The UK-listed investor revealed that it was taking the write-down on Australian renewable projects due to “industry transmission problems” in its half-year results published last week.
The firm said that the final MLFs for 2019-20, published by the Australian Energy Market Operator in June this year, had produced “unfavourable results” for three of its assets in the country, whose value together represented 11 percent of its total investment portfolio at 31 December 2018.
The £66 million write-down was based on forecasts obtained from an external advisor.
It did not disclose the identity of the assets, but John Laing only holds stakes in six renewable energy assets in Australia: Cherry Tree Wind Farm and Kiata Wind Farm in Victoria; Granville Harbour Wind Farm in Tasmania; Finley Solar Farm and Sunraysia Solar Farm in New South Wales; and Hornsdale Wind Farm in South Australia.
All three of John Laing’s operating assets had their MLFs downgraded this year, according to figures published by AEMO, with two seeing sizeable drops. Kiata Wind Farm saw its MLF fall from 0.9911 in 2018-19 to 0.9066 for 2019-20, while Finley Solar Farm saw its MLF drop from 1.441 to 0.9895. All three stages of Hornsdale Wind Farm were also downgraded slightly from 0.9744 to 0.9698.
Draft MLFs for the under-construction assets are not published by AEMO, but John Laing said these had been taken into account when calculating the write-down.
John Laing added that active asset management had led to the firm recognising £29 million of value enhancements in the Asia-Pacific region, primarily on its Australian renewables assets, which helped to offset some of these losses. It expects further value enhancements in the second half of this year.

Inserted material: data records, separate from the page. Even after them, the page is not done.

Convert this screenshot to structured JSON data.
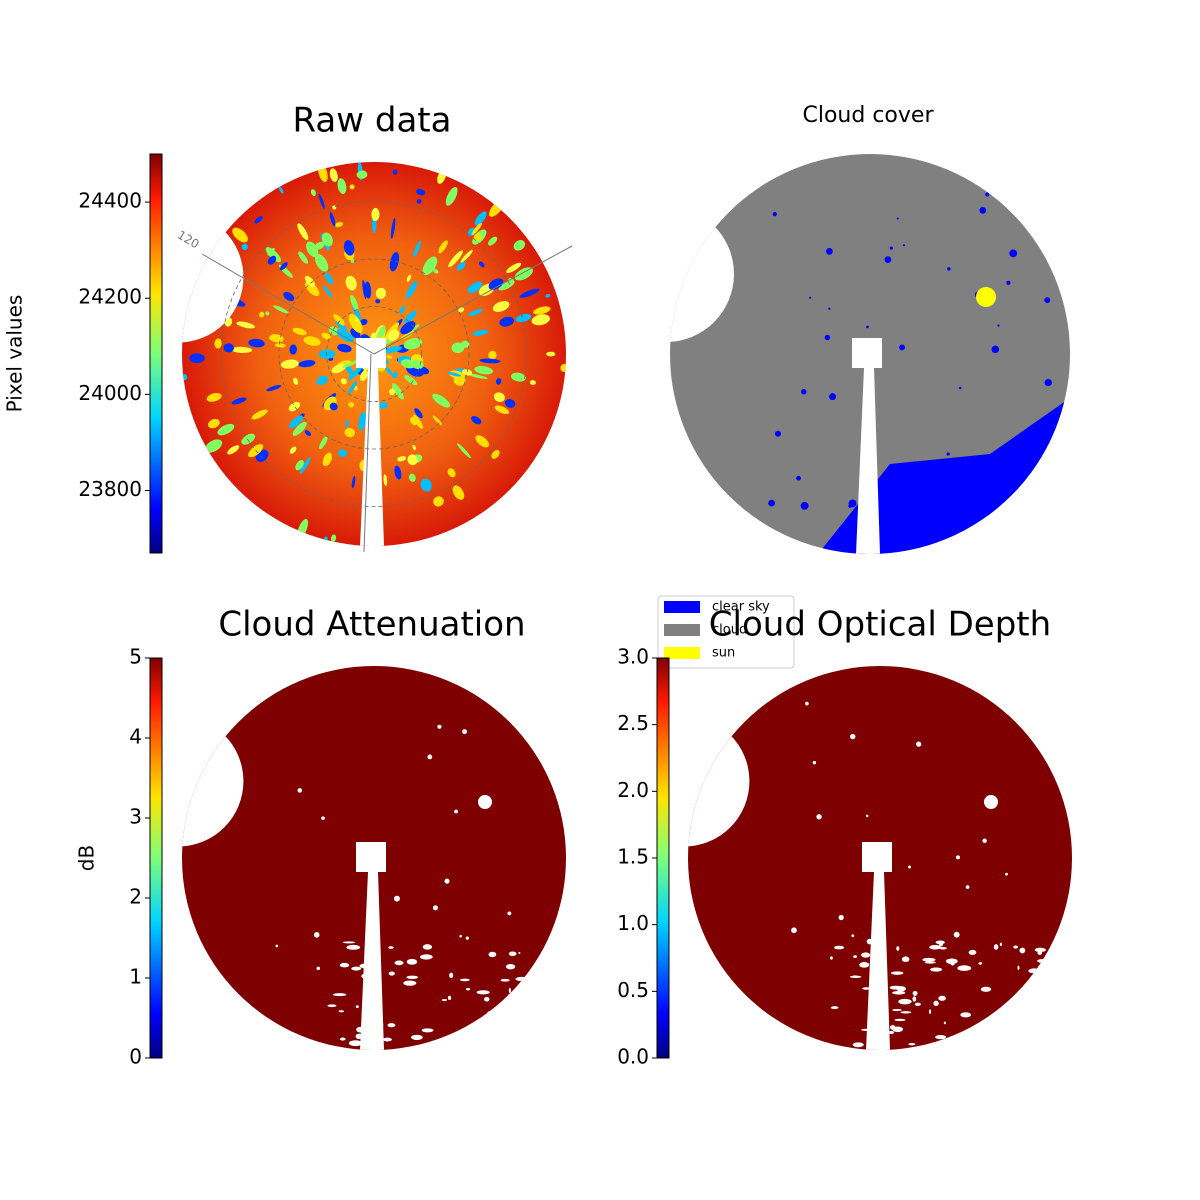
{
  "chart_data": [
    {
      "type": "image",
      "title": "Raw data",
      "colormap": "jet",
      "colorbar_label": "Pixel values",
      "clim": [
        23670,
        24500
      ],
      "cticks": [
        23800,
        24000,
        24200,
        24400
      ],
      "annotations": [
        "120"
      ]
    },
    {
      "type": "image",
      "title": "Cloud cover",
      "legend": [
        {
          "name": "clear sky",
          "color": "#0000ff"
        },
        {
          "name": "cloud",
          "color": "#808080"
        },
        {
          "name": "sun",
          "color": "#ffff00"
        }
      ]
    },
    {
      "type": "image",
      "title": "Cloud Attenuation",
      "colormap": "jet",
      "colorbar_label": "dB",
      "clim": [
        0,
        5
      ],
      "cticks": [
        0,
        1,
        2,
        3,
        4,
        5
      ]
    },
    {
      "type": "image",
      "title": "Cloud Optical Depth",
      "colormap": "jet",
      "clim": [
        0,
        3
      ],
      "cticks": [
        {
          "value": 0,
          "label": "0.0"
        },
        {
          "value": 0.5,
          "label": "0.5"
        },
        {
          "value": 1,
          "label": "1.0"
        },
        {
          "value": 1.5,
          "label": "1.5"
        },
        {
          "value": 2,
          "label": "2.0"
        },
        {
          "value": 2.5,
          "label": "2.5"
        },
        {
          "value": 3,
          "label": "3.0"
        }
      ]
    }
  ]
}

“Our team in Australia heads a group of approximately 20 renewable energy developers and investors that has made a proposal supporting a rule change under a consultation process with the Australian Energy Market Commission [the body that sets the rules for Australian gas and electricity markets], which, if accepted, is expected to mitigate the impact from MLFs. Additionally, the team are working with advisors to explore project specific opportunities around technical performance which could provide further mitigation,” the firm said in a statement.
The write-downs are among the first asset valuation revisions to be seen following the setting of new MLFs this year.
New Energy Solar chief executive John Martin told Infrastructure Investor in June that the annual change in MLFs added “substantial uncertainty into a market that is already bereft of long-term policy and guidance”. Several solar farms and wind farms operated by private investors saw their MLFs fall, while others saw slight rises.
MLFs effectively represent the percentage of electricity that AEMO predicts will be lost between the generator and the end user, so assets located in remote areas, or in areas with many other generators, often have a lower MLF.
John Laing also booked a write-down of £55 million on its European wind assets and put investments in that region on hold as well. This was due to operational performance issues “mainly driven by low levels of wind which have translated into lower longer-term energy yield forecasts”, the firm said.
It also said that investment in new US renewables projects was limited to recycling of capital.
John Laing reported a portfolio value of £1.535 billion as at 30 June 2019, up 3.5 percent from the end of December 2018. Its net asset value also rose by 0.6 percent to £1.599 billion, or 325p per share.